Brooks befriends, falls in love with, cooks food with George R. R. Martin levels of recipe detail, fights with, and makes up with his new group of idealistic friends. As time goes on, Brooks grows more and more radical, losing patience for the bureaucratic nightmare of modern politics that has utterly failed the Burbank refugees and the world at large. The young Green New Dealers take one step forward to help climate refugees or mitigate the effects of climate change, and the Magas force them two steps back, backed by the moneyed interests of the Flotilla plutocrats. Fights break out on social media and meatspace.

Our swashbuckling young hero has a few mental breakdowns and makes a few missteps as he learns how to best navigate his brave new world. Along the way, we learn about the best (and worst) ways to fight the Magas and the tech entrepreneurs of the Flotilla. Everything wraps up at the end with a big showdown that thankfully fizzles out in the shadow of Yet Another Climate Crisis.

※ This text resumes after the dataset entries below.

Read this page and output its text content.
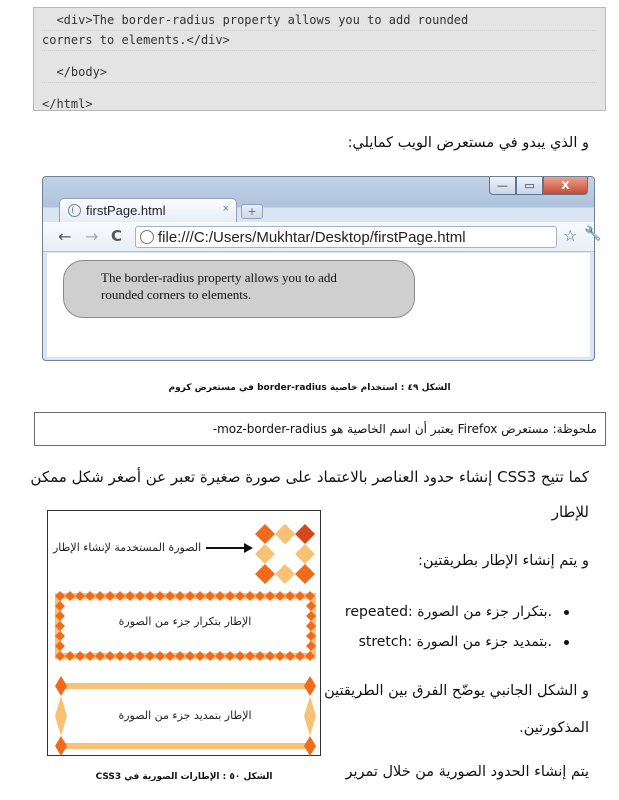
<div>The border-radius property allows you to add rounded
corners to elements.</div>
</body>
</html>
و الذي يبدو في مستعرض الويب كمايلي:
—	▭	X
firstPage.html	×	+
← → C file:///C:/Users/Mukhtar/Desktop/firstPage.html	☆ 🔧
The border-radius property allows you to add
rounded corners to elements.
الشكل ٤٩ : استخدام خاصية border-radius في مستعرض كروم
ملحوظة: مستعرض Firefox يعتبر أن اسم الخاصية هو moz-border-radius-
كما تتيح CSS3 إنشاء حدود العناصر بالاعتماد على صورة صغيرة تعبر عن أصغر شكل ممكن
للإطار
و يتم إنشاء الإطار بطريقتين:
repeated: بتكرار جزء من الصورة.
stretch: بتمديد جزء من الصورة.
و الشكل الجانبي يوضّح الفرق بين الطريقتين
المذكورتين.
يتم إنشاء الحدود الصورية من خلال تمرير
الصورة المستخدمة لإنشاء الإطار
الإطار بتكرار جزء من الصورة
الإطار بتمديد جزء من الصورة
الشكل ٥٠ : الإطارات الصورية في CSS3
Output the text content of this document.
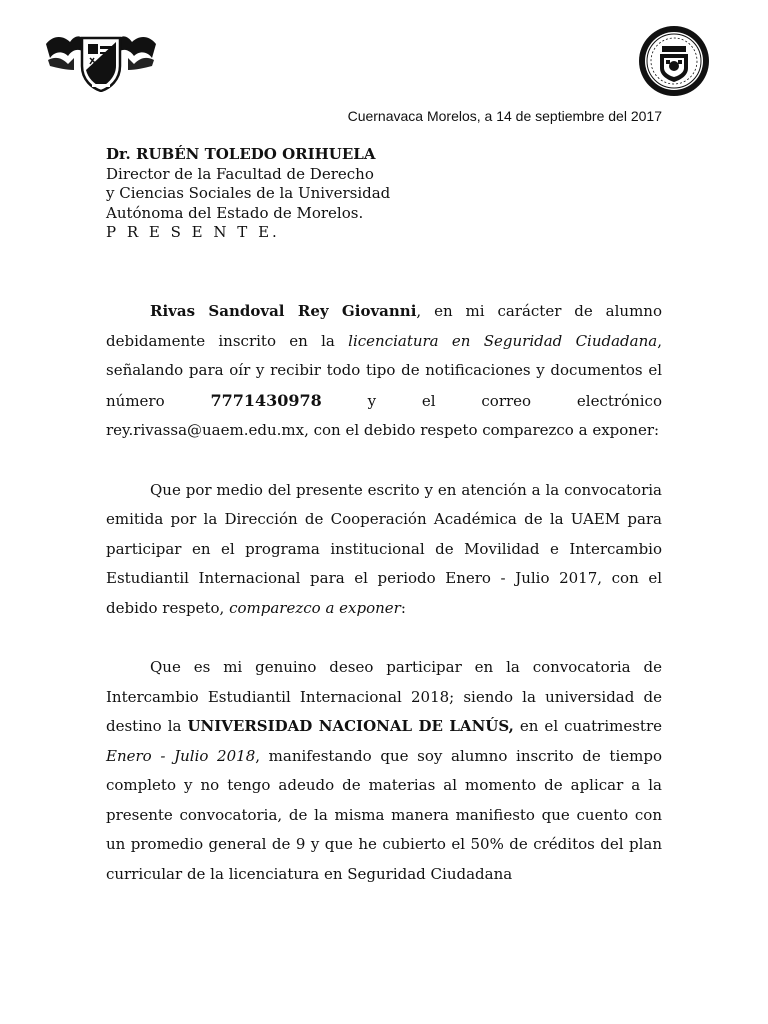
Cuernavaca Morelos, a 14 de septiembre del 2017
Dr. RUBÉN TOLEDO ORIHUELA
Director de la Facultad de Derecho
y Ciencias Sociales de la Universidad
Autónoma del Estado de Morelos.
P R E S E N T E.

Rivas Sandoval Rey Giovanni, en mi carácter de alumno debidamente inscrito en la licenciatura en Seguridad Ciudadana, señalando para oír y recibir todo tipo de notificaciones y documentos el número 7771430978 y el correo electrónico rey.rivassa@uaem.edu.mx, con el debido respeto comparezco a exponer:

Que por medio del presente escrito y en atención a la convocatoria emitida por la Dirección de Cooperación Académica de la UAEM para participar en el programa institucional de Movilidad e Intercambio Estudiantil Internacional para el periodo Enero - Julio 2017, con el debido respeto, comparezco a exponer:

Que es mi genuino deseo participar en la convocatoria de Intercambio Estudiantil Internacional 2018; siendo la universidad de destino la UNIVERSIDAD NACIONAL DE LANÚS, en el cuatrimestre Enero - Julio 2018, manifestando que soy alumno inscrito de tiempo completo y no tengo adeudo de materias al momento de aplicar a la presente convocatoria, de la misma manera manifiesto que cuento con un promedio general de 9 y que he cubierto el 50% de créditos del plan curricular de la licenciatura en Seguridad Ciudadana
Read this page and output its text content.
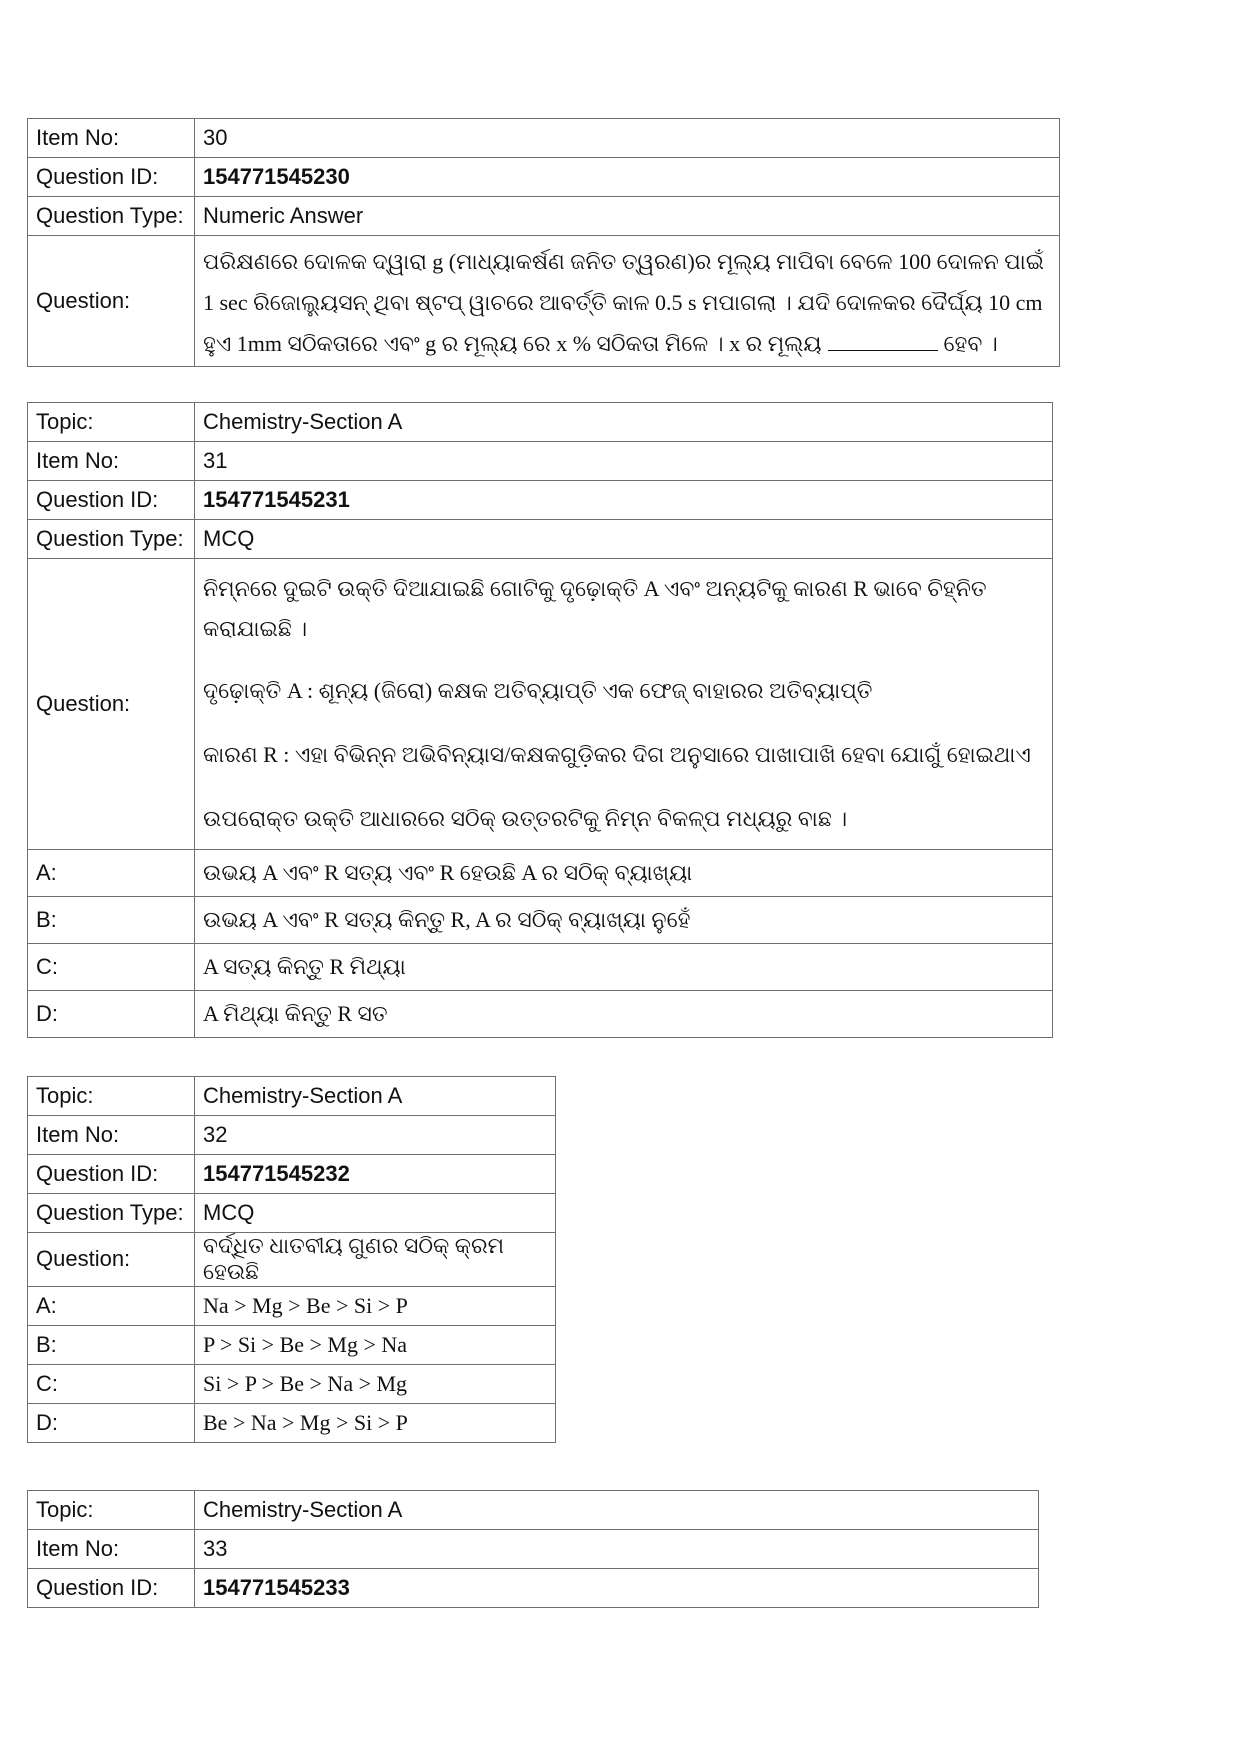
Item No:	30
Question ID:	154771545230
Question Type:	Numeric Answer
Question:	ପରିକ୍ଷଣରେ ଦୋଳକ ଦ୍ୱାରା g (ମାଧ୍ୟାକର୍ଷଣ ଜନିତ ତ୍ୱରଣ)ର ମୂଲ୍ୟ ମାପିବା ବେଳେ 100 ଦୋଳନ ପାଇଁ 1 sec ରିଜୋଲ୍ୟୁସନ୍ ଥିବା ଷ୍ଟପ୍ ୱାଚରେ ଆବର୍ତ୍ତି କାଳ 0.5 s ମପାଗଲା । ଯଦି ଦୋଳକର ଦୈର୍ଘ୍ୟ 10 cm ହୁଏ 1mm ସଠିକତାରେ ଏବଂ g ର ମୂଲ୍ୟ ରେ x % ସଠିକତା ମିଳେ । x ର ମୂଲ୍ୟ ହେବ ।
Topic:	Chemistry-Section A
Item No:	31
Question ID:	154771545231
Question Type:	MCQ
Question:	ନିମ୍ନରେ ଦୁଇଟି ଉକ୍ତି ଦିଆଯାଇଛି ଗୋଟିକୁ ଦୃଢ଼ୋକ୍ତି A ଏବଂ ଅନ୍ୟଟିକୁ କାରଣ R ଭାବେ ଚିହ୍ନିତ କରାଯାଇଛି ।

ଦୃଢ଼ୋକ୍ତି A : ଶୂନ୍ୟ (ଜିରୋ) କକ୍ଷକ ଅତିବ୍ୟାପ୍ତି ଏକ ଫେଜ୍ ବାହାରର ଅତିବ୍ୟାପ୍ତି

କାରଣ R : ଏହା ବିଭିନ୍ନ ଅଭିବିନ୍ୟାସ/କକ୍ଷକଗୁଡ଼ିକର ଦିଗ ଅନୁସାରେ ପାଖାପାଖି ହେବା ଯୋଗୁଁ ହୋଇଥାଏ

ଉପରୋକ୍ତ ଉକ୍ତି ଆଧାରରେ ସଠିକ୍ ଉତ୍ତରଟିକୁ ନିମ୍ନ ବିକଳ୍ପ ମଧ୍ୟରୁ ବାଛ ।

A:	ଉଭୟ A ଏବଂ R ସତ୍ୟ ଏବଂ R ହେଉଛି A ର ସଠିକ୍ ବ୍ୟାଖ୍ୟା
B:	ଉଭୟ A ଏବଂ R ସତ୍ୟ କିନ୍ତୁ R, A ର ସଠିକ୍ ବ୍ୟାଖ୍ୟା ନୁହେଁ
C:	A ସତ୍ୟ କିନ୍ତୁ R ମିଥ୍ୟା
D:	A ମିଥ୍ୟା କିନ୍ତୁ R ସତ
Topic:	Chemistry-Section A
Item No:	32
Question ID:	154771545232
Question Type:	MCQ
Question:	ବର୍ଦ୍ଧିତ ଧାତବୀୟ ଗୁଣର ସଠିକ୍ କ୍ରମ ହେଉଛି
A:	Na > Mg > Be > Si > P
B:	P > Si > Be > Mg > Na
C:	Si > P > Be > Na > Mg
D:	Be > Na > Mg > Si > P
Topic:	Chemistry-Section A
Item No:	33
Question ID:	154771545233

Overall, I really enjoyed this book. It's the first book in a while that I genuinely had a hard time putting down. Part of that stems from my general agreement with everything Doctorow stands for, but the other part stems from the fact that this is just a really good read. The characters all talk exactly like Cory Doctorow, but they all have rich personalities, strong backstories, and their actions make perfect sense given those foundations. Characters frequently disagree and (mostly politely) discuss their perspective about how best to solve problems. It's probably a shade too optimistic, but if the last 5 years of the real world has taught me anything, it's that discussions with impolite jerks are really really boring.

I really enjoyed when Doctorow dives deep into oft-omitted mundane plot details like splitting a bill for croissants between a big group of people, finding a rental bike to ride across town, and the distinction between Ethiopian and Eritrean food. Those details may seem small, even boring, but when it comes to writing a book about the near future, I find them invaluable. Characters teleporting around town and eating takeout meals with no regard for expenses annoys me in pretty much all media, but it's unforgivable in a novel that asks us to imagine a better way of living. After all, that stuff is 50% of living!

Monopolies and oligarchies occupy a lot of my brainspace these days, and seem like an obvious cause of a lot of societal problems. While Doctorow doesn't focus The Lost Cause on the subject, he does drop a lot of hints about "Baby Googles" and "Baby Warners" that suggest a solution to an obvious current day problem. Plus, it's hard to not chuckle at "Duck Duck Google".

I do worry that Doctorow's characterization of Magas and tech entrepreneurs is a bit too simplistic. But my experience talking to people in the real world about those philosophies has always seemed awfully one dimensional, so perhaps he's not that far off from reality.

TL;DR: The Lost Cause gives me hope that we can move forward from the identity politics, monopolies, late stage capitalism, climate carelessness, and bureaucracy of the early 2000s. Some dialogue reads a bit like Doctorow sock-puppet philosophical theatre, but it's inspiring to read anything where characters actually solve a problem instead of playing political chess or shooting each other.